Lin Yunhan, Zhang Zhijie, Tan Yijian, Fu Hao, Min Huasong
School of Computer Science and Technology, Wuhan University of Science and Technology, Wuhan, 430081, China.
Hubei Province Key Laboratory of Intelligent Information Processing and Real-time Industrial System, Wuhan University of Science and Technology, Wuhan, 430081, China.
Sci Rep. 2025 May 26;15(1):18331. doi: 10.1038/s41598-025-02244-z.
To address the challenges of sample utilization efficiency and managing temporal dependencies, this paper proposes an efficient path planning method for mobile robot in dynamic environments based on an improved twin delayed deep deterministic policy gradient (TD3) algorithm. The proposed method, named PL-TD3, integrates prioritized experience replay (PER) and long short-term memory (LSTM) neural networks, which enhance both sample efficiency and the ability to handle time-series data. To verify the effectiveness of the proposed method, simulation and practical experiments were designed and conducted. In the simulation experiments, both static and dynamic obstacles were included in the test environment, along with experiments to assess generalization capabilities.

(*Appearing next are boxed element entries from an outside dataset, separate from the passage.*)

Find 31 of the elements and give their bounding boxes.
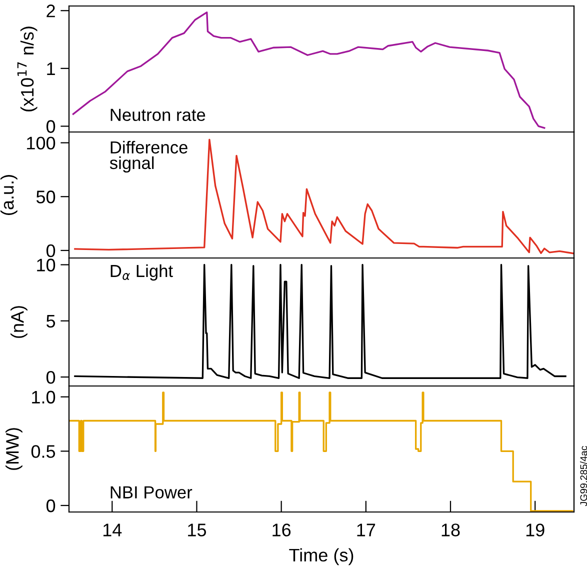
y-tick-label: 1 <box>47 62 55 75</box>
y-tick-label: 5 <box>46 315 56 328</box>
x-tick-label: 14 <box>103 524 122 536</box>
y-tick-label: 10 <box>37 258 56 272</box>
y-tick-label: 1.0 <box>32 390 56 404</box>
x-axis-title: Time (s) <box>289 548 354 566</box>
line-series <box>74 264 566 379</box>
line-series <box>74 138 574 254</box>
annotation: Neutron rate <box>110 108 206 122</box>
y-tick-label: 0 <box>46 244 56 258</box>
y-tick-label: 50 <box>36 190 56 204</box>
annotation: D$_{α}$ Light <box>110 264 173 281</box>
y-tick-label: 0.5 <box>31 445 56 458</box>
y-axis-title: (a.u.) <box>0 175 18 215</box>
x-tick-label: 19 <box>526 524 544 536</box>
y-tick-label: 0 <box>46 120 56 133</box>
y-tick-label: 0 <box>46 499 56 512</box>
x-tick-label: 15 <box>188 524 206 536</box>
line-series <box>72 12 546 129</box>
y-tick-label: 2 <box>46 4 55 18</box>
text: JG99.285/4ac <box>580 446 587 506</box>
y-tick-label: 100 <box>27 136 56 150</box>
y-axis-title: (x10$^{17}$ n/s) <box>17 26 38 112</box>
x-tick-label: 18 <box>442 524 460 536</box>
y-axis-title: (MW) <box>6 428 22 470</box>
y-tick-label: 0 <box>46 370 56 384</box>
x-tick-label: 17 <box>357 524 376 536</box>
annotation: NBI Power <box>110 486 192 498</box>
y-axis-title: (nA) <box>10 306 28 338</box>
annotation: Difference signal <box>110 140 188 173</box>
x-tick-label: 16 <box>272 524 291 536</box>
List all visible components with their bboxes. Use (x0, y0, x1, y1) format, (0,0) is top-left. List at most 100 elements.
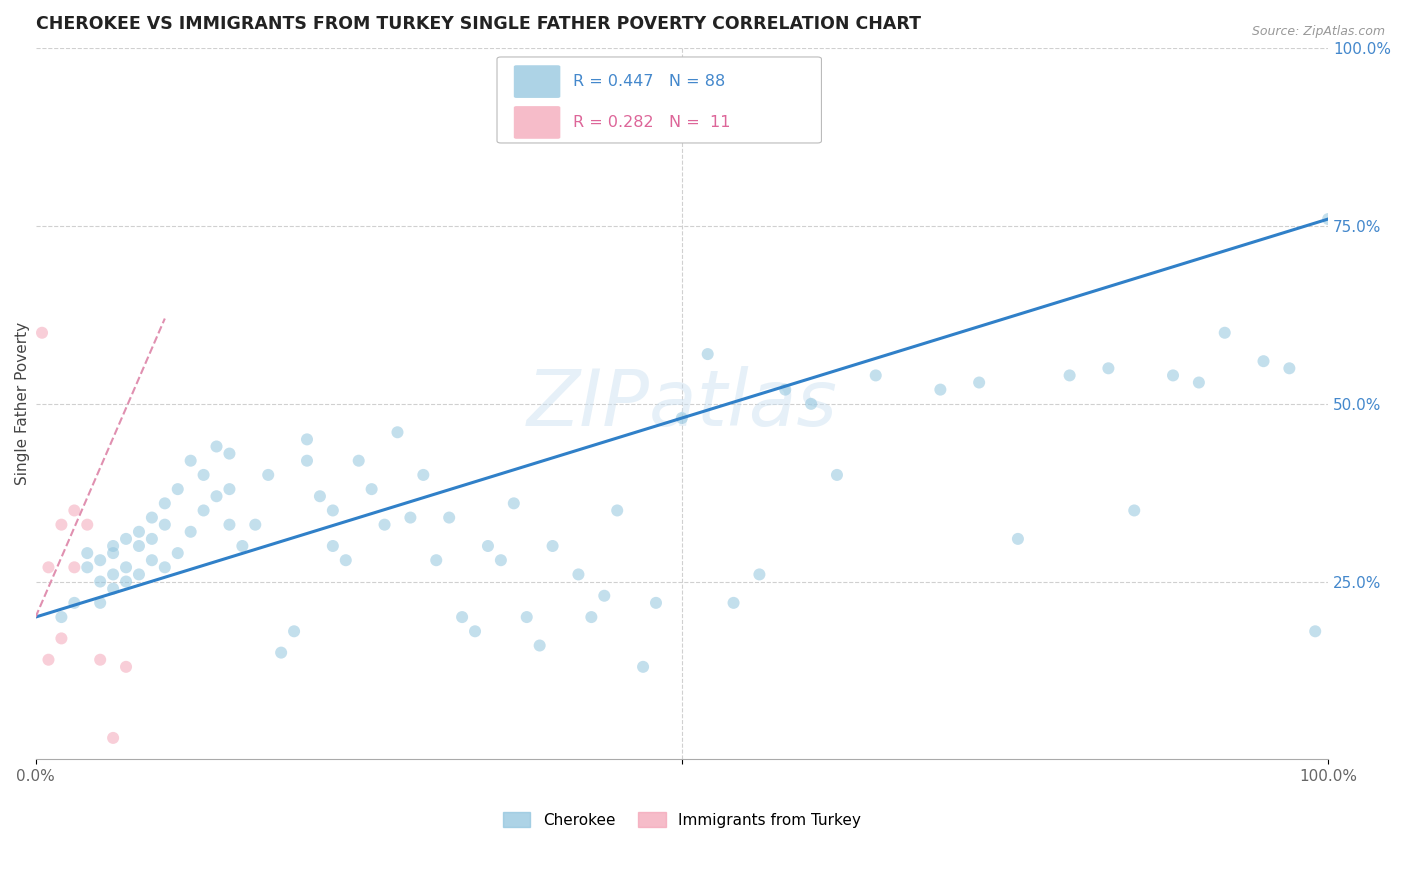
Point (89, 653, 111, 667)
Point (180, 453, 202, 467)
Point (37, 560, 59, 574)
Point (76, 517, 98, 532)
Text: R = 0.447   N = 88: R = 0.447 N = 88 (574, 74, 725, 89)
Point (489, 553, 512, 567)
Point (1007, 532, 1029, 546)
Y-axis label: Single Father Poverty: Single Father Poverty (15, 322, 30, 485)
Point (295, 433, 318, 447)
Point (63, 503, 86, 517)
FancyBboxPatch shape (496, 57, 821, 143)
FancyBboxPatch shape (513, 106, 561, 139)
Point (141, 510, 163, 524)
Point (671, 411, 693, 425)
Text: Source: ZipAtlas.com: Source: ZipAtlas.com (1251, 25, 1385, 38)
Point (141, 532, 163, 546)
Point (541, 539, 564, 553)
Point (529, 639, 551, 653)
Point (606, 503, 628, 517)
Point (322, 539, 344, 553)
Point (51, 610, 73, 624)
Point (775, 383, 797, 397)
Text: ZIPatlas: ZIPatlas (526, 366, 838, 442)
Point (696, 347, 718, 361)
Point (115, 532, 138, 546)
Point (1303, 624, 1326, 639)
Point (193, 467, 215, 482)
Point (451, 610, 474, 624)
Point (374, 517, 396, 532)
Point (967, 376, 990, 390)
Point (218, 517, 240, 532)
Point (101, 539, 124, 553)
Point (166, 546, 188, 560)
Point (205, 440, 228, 454)
Point (245, 517, 267, 532)
Point (76, 546, 98, 560)
Point (723, 596, 745, 610)
Point (63, 596, 86, 610)
Point (748, 567, 770, 582)
Point (347, 453, 370, 467)
Point (593, 589, 616, 603)
Point (153, 560, 176, 574)
Point (76, 560, 98, 574)
Point (929, 383, 952, 397)
Point (1188, 376, 1211, 390)
Point (218, 447, 240, 461)
Point (115, 660, 138, 674)
Point (231, 539, 253, 553)
Point (1059, 368, 1081, 383)
Point (128, 567, 150, 582)
Point (180, 524, 202, 539)
Point (283, 624, 305, 639)
Point (1278, 361, 1301, 376)
Point (645, 596, 668, 610)
Point (101, 567, 124, 582)
Text: R = 0.282   N =  11: R = 0.282 N = 11 (574, 115, 731, 130)
Point (166, 482, 188, 496)
Point (257, 467, 280, 482)
Point (412, 467, 434, 482)
Legend: Cherokee, Immigrants from Turkey: Cherokee, Immigrants from Turkey (496, 806, 868, 834)
FancyBboxPatch shape (513, 65, 561, 98)
Point (865, 368, 887, 383)
Point (128, 539, 150, 553)
Point (464, 624, 486, 639)
Point (502, 496, 524, 510)
Point (295, 453, 318, 467)
Point (581, 610, 603, 624)
Point (153, 517, 176, 532)
Point (1253, 354, 1275, 368)
Point (128, 524, 150, 539)
Point (37, 653, 59, 667)
Point (567, 567, 589, 582)
Point (399, 510, 422, 524)
Point (631, 660, 654, 674)
Point (31, 326, 53, 340)
Point (360, 482, 382, 496)
Point (335, 553, 357, 567)
Point (387, 425, 409, 440)
Point (218, 482, 240, 496)
Point (1097, 361, 1119, 376)
Point (89, 574, 111, 589)
Point (425, 553, 447, 567)
Point (101, 546, 124, 560)
Point (477, 539, 499, 553)
Point (115, 574, 138, 589)
Point (89, 596, 111, 610)
Point (516, 610, 538, 624)
Point (51, 632, 73, 646)
Text: CHEROKEE VS IMMIGRANTS FROM TURKEY SINGLE FATHER POVERTY CORRELATION CHART: CHEROKEE VS IMMIGRANTS FROM TURKEY SINGL… (35, 15, 921, 33)
Point (205, 489, 228, 503)
Point (1123, 503, 1146, 517)
Point (51, 517, 73, 532)
Point (322, 503, 344, 517)
Point (141, 553, 163, 567)
Point (115, 560, 138, 574)
Point (153, 496, 176, 510)
Point (1161, 368, 1184, 383)
Point (101, 582, 124, 596)
Point (101, 731, 124, 745)
Point (437, 510, 460, 524)
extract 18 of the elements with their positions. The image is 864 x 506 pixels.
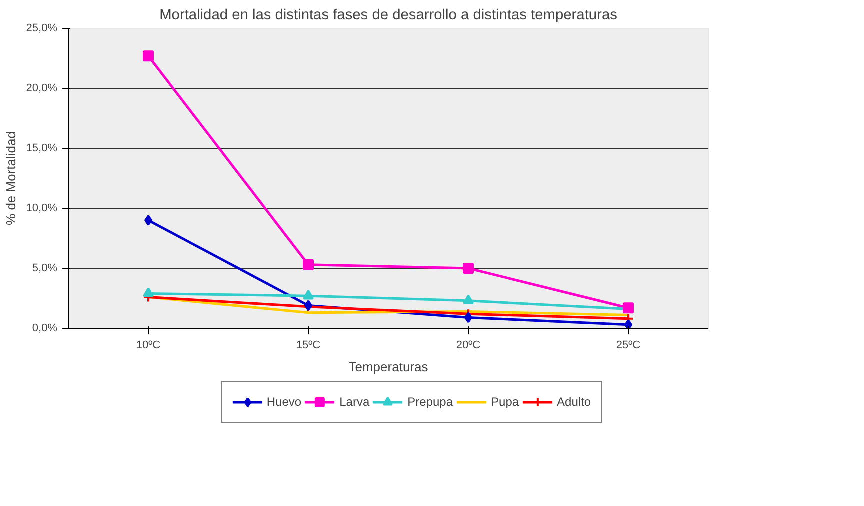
x-tick-label: 25ºC — [616, 340, 641, 352]
y-tick-label: 0,0% — [32, 322, 58, 334]
chart-title: Mortalidad en las distintas fases de desarrollo a distintas temperaturas — [160, 8, 618, 24]
x-axis-title: Temperaturas — [348, 360, 429, 374]
y-axis-title: % de Mortalidad — [3, 132, 18, 226]
y-tick-label: 25,0% — [26, 22, 58, 34]
x-tick-label: 20ºC — [456, 340, 481, 352]
x-tick-label: 10ºC — [136, 340, 161, 352]
legend-label: Prepupa — [408, 395, 454, 409]
y-tick-label: 15,0% — [26, 142, 58, 154]
y-tick-label: 10,0% — [26, 202, 58, 214]
legend-label: Pupa — [491, 395, 520, 409]
legend-label: Huevo — [266, 395, 302, 409]
y-tick-label: 5,0% — [32, 262, 58, 274]
y-tick-label: 20,0% — [26, 82, 58, 94]
legend-label: Larva — [340, 395, 370, 409]
legend-label: Adulto — [557, 395, 592, 409]
x-tick-label: 15ºC — [296, 340, 321, 352]
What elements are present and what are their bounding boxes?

The algorithm demonstrated superior performance in terms of both execution time and path efficiency. The practical experiments, based on the assumptions from the simulation tests, further confirmed that PL-TD3 has improved the effectiveness and robustness of path planning for mobile robot in dynamic environments.
为应对样本利用效率和管理时间依赖性的挑战,本文提出了一种基于改进的双延迟深度确定性策略梯度(TD3)算法的动态环境下移动机器人高效路径规划方法。所提出的方法名为PL-TD3,它集成了优先经验回放(PER)和长短期记忆(LSTM)神经网络,这提高了样本效率和处理时间序列数据的能力。为验证所提方法的有效性,设计并进行了仿真和实际实验。在仿真实验中,测试环境中包含了静态和动态障碍物,同时还进行了评估泛化能力的实验。该算法在执行时间和路径效率方面均表现出卓越性能。基于仿真测试的假设进行的实际实验进一步证实,PL-TD3提高了动态环境下移动机器人路径规划的有效性和鲁棒性。